There’s nothing more beautiful than seeing your data in plot. Preferably one that exposes interesting properties of the data or relationships between data instances. We recently wrote about embeddings and dimensionality reduction techniques, but now we are back to basics - whisker plots, means, medians, and distributions.
Related: PCA vs. MDS vs. t-SNE
Most of you will be familiar with a good ol’ box plot, also called whisker plot. The visualization shows essential data properties - mean, median, interquartile range, and variance. We can expose outliers and data irregularities with a quick glance at the box plot. A great thing about box plot is that is also allows us to split the data by a categorical variable, adding another layer of interpretation.
But if box plot is so great, why do we need another visualization? Well, there are some properties of the data that box plot cannot reveal. Enter violin plot, a box plot lookalike with kernel density estimation (KDE).
Violin plot has most of the properties of a box plot. The white dot in the center of the plot represents the median, the thick black stripe the interquartile range, and the thin black line the Tukey’s fence*.
While violin plot doesn’t reveal certain aspects of the data, such as the mean and the exact values statistics, it does reveal something very interesting. Violin plot applies a kernel density estimation over data points, which show the likelihood of data points given a normal distribution.
In other words, where the violin is “fatter”, there are more data points in the neighborhood. And where it is “thinner”, there are less. Violin plots are thus great for exposing underlying distributions, especially if they are multimodal, which cannot be determined from the box plot.
Consider a simple data set we have painted with Paint Data. It clearly has a bimodal distribution, with the first mean around 0.25 and the second one around 0.7.
Box plot, however, only shows a single mean, which is around 0.47. It fails to expose the bimodal nature of the data, something that could be very relevant downstream.
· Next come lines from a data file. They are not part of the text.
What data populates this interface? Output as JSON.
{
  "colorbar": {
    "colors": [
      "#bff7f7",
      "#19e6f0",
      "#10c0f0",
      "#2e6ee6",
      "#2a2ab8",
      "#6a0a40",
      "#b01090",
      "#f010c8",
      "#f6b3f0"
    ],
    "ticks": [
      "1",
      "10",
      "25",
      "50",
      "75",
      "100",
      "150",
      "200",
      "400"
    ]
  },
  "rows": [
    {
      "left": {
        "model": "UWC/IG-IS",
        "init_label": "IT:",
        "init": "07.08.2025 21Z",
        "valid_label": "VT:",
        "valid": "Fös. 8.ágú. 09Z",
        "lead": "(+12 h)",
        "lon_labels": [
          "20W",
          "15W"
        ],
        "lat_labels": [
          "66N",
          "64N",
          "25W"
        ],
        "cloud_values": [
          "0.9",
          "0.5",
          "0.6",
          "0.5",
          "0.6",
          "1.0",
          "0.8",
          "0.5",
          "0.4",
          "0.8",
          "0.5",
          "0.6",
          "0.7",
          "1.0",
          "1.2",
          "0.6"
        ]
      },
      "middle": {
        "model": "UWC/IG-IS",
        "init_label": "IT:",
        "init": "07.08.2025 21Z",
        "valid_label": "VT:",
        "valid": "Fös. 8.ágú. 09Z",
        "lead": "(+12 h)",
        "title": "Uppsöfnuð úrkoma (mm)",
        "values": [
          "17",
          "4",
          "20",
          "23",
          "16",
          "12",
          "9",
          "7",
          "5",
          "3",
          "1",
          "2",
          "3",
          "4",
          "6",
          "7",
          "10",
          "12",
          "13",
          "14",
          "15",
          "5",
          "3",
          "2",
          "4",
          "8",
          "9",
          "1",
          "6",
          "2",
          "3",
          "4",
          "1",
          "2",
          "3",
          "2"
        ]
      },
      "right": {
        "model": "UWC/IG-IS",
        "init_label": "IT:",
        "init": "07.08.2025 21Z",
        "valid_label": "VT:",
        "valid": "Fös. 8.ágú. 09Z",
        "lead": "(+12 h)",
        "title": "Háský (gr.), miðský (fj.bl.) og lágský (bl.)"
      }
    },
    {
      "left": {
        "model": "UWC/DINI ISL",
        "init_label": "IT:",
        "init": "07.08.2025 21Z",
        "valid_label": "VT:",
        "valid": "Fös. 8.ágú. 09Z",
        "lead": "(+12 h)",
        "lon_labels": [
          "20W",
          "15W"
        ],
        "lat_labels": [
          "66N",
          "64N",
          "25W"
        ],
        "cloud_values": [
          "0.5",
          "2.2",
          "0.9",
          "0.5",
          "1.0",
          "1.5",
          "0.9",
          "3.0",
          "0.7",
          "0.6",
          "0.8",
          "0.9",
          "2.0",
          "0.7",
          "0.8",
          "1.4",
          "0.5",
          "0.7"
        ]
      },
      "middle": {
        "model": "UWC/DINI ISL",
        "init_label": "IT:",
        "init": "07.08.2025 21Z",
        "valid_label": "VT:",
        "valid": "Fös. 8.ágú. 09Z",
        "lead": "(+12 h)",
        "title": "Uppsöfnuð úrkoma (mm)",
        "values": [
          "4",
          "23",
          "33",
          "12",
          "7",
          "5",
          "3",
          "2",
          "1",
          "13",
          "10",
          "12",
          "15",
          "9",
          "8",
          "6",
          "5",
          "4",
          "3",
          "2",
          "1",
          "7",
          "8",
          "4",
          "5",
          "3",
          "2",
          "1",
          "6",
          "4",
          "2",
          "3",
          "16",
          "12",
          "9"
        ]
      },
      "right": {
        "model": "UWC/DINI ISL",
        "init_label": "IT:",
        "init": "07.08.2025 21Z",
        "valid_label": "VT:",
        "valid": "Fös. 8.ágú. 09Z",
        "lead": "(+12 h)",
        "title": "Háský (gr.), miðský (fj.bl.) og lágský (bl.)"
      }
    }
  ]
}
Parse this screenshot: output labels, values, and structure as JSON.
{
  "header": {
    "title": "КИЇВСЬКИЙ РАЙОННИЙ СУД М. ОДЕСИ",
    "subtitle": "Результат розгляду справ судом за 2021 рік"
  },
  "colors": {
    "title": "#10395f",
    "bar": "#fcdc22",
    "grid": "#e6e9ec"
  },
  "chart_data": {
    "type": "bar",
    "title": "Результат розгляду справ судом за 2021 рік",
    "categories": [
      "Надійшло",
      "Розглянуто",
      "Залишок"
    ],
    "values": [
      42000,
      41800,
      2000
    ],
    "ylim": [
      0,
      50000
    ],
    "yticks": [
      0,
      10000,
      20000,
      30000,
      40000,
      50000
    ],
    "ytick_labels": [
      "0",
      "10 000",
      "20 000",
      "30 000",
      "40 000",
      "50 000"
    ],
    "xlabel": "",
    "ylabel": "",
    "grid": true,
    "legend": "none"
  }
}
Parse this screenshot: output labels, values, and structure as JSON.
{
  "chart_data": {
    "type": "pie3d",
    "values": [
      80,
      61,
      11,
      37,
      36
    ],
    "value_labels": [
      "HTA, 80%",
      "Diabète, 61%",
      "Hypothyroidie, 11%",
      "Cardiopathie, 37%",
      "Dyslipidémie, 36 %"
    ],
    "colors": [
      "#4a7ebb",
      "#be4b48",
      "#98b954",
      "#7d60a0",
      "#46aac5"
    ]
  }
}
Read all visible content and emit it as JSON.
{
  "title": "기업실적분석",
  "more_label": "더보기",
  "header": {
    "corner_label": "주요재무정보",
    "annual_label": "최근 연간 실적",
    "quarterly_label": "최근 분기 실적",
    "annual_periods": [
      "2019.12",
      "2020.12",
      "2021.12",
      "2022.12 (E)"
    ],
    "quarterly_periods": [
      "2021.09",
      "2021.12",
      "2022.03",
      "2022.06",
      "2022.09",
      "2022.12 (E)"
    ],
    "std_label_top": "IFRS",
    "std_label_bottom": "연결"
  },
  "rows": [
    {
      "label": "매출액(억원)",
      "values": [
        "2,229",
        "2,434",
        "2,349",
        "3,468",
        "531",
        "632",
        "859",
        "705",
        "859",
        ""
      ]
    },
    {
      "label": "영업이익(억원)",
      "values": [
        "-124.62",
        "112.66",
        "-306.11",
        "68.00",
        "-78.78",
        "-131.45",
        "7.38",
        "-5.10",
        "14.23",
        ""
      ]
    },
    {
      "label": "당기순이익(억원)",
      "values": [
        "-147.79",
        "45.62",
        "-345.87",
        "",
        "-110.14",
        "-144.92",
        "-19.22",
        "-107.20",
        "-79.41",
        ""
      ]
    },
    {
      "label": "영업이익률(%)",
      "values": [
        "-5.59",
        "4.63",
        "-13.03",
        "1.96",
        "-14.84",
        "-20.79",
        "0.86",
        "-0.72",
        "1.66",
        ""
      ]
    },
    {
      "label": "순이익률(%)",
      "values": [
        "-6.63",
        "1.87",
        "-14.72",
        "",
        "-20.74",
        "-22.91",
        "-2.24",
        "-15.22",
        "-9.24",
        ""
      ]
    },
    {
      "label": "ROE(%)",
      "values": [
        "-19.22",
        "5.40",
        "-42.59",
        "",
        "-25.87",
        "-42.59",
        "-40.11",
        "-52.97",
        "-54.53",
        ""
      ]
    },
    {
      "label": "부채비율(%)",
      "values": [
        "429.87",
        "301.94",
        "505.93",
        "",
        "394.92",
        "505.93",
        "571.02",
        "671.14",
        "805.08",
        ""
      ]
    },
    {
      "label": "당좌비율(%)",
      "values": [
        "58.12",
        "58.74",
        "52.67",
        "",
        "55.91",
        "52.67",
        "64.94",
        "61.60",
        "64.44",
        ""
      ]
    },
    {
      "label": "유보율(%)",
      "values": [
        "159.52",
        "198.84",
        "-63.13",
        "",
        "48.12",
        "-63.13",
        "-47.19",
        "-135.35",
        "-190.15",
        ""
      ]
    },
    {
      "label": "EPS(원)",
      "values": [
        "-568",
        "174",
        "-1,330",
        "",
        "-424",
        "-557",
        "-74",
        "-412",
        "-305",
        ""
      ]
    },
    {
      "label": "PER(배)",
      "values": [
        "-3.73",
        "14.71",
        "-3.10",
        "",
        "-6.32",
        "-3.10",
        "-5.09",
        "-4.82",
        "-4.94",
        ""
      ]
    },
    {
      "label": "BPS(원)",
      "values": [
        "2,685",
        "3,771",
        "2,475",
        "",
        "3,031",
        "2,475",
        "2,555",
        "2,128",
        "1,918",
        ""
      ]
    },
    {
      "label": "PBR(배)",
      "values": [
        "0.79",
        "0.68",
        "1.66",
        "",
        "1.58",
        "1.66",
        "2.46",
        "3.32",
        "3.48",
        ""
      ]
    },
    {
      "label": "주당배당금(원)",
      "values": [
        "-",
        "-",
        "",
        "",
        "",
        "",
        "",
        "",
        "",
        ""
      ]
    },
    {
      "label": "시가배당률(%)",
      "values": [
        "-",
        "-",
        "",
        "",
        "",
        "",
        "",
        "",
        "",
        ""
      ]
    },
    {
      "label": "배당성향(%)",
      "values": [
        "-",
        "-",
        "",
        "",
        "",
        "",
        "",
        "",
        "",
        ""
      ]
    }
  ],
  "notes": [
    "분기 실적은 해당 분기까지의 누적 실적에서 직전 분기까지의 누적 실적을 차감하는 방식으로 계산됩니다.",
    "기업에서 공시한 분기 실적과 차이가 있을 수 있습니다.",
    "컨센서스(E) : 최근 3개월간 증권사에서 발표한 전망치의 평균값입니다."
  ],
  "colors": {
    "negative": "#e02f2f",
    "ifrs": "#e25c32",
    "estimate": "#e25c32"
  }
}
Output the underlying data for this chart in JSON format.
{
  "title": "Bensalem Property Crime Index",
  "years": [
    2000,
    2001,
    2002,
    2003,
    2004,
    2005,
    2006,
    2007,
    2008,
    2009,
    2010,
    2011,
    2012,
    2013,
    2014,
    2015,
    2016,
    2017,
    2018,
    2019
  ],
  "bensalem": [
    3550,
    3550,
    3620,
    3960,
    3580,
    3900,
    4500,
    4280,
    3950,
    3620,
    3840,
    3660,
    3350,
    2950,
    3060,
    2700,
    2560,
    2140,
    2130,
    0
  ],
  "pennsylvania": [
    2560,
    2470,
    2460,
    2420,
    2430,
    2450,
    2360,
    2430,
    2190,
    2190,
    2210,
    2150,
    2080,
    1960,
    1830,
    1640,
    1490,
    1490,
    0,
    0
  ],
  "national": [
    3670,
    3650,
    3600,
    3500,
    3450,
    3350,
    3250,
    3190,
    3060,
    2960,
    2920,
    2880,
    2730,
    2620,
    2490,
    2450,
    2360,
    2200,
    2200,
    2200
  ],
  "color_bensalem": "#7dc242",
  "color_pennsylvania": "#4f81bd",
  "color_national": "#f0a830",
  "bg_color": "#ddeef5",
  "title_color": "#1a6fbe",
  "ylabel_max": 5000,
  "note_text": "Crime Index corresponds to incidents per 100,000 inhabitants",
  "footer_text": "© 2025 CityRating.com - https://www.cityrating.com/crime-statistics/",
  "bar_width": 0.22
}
Violin plot to the rescue! The plot nicely shows two “bellies”, exposing a bimodal distribution of the data.
One final thing. We have mentioned Tukey’s fences, which a simple approach for finding the outliers. Data points that lie outside of the thin black line are considered outliers. We can simply select all the instances that fall inside the line and output them. Thus we have removed the outliers. Keep in mind, though, that these are the outliers only for the specified attribute.
Happy plotting!
* Tukey’s fences represent the first and the third quartile with added 1.5 x interquartile range, which defines the outliers, that is the data instances lying outside the defined range.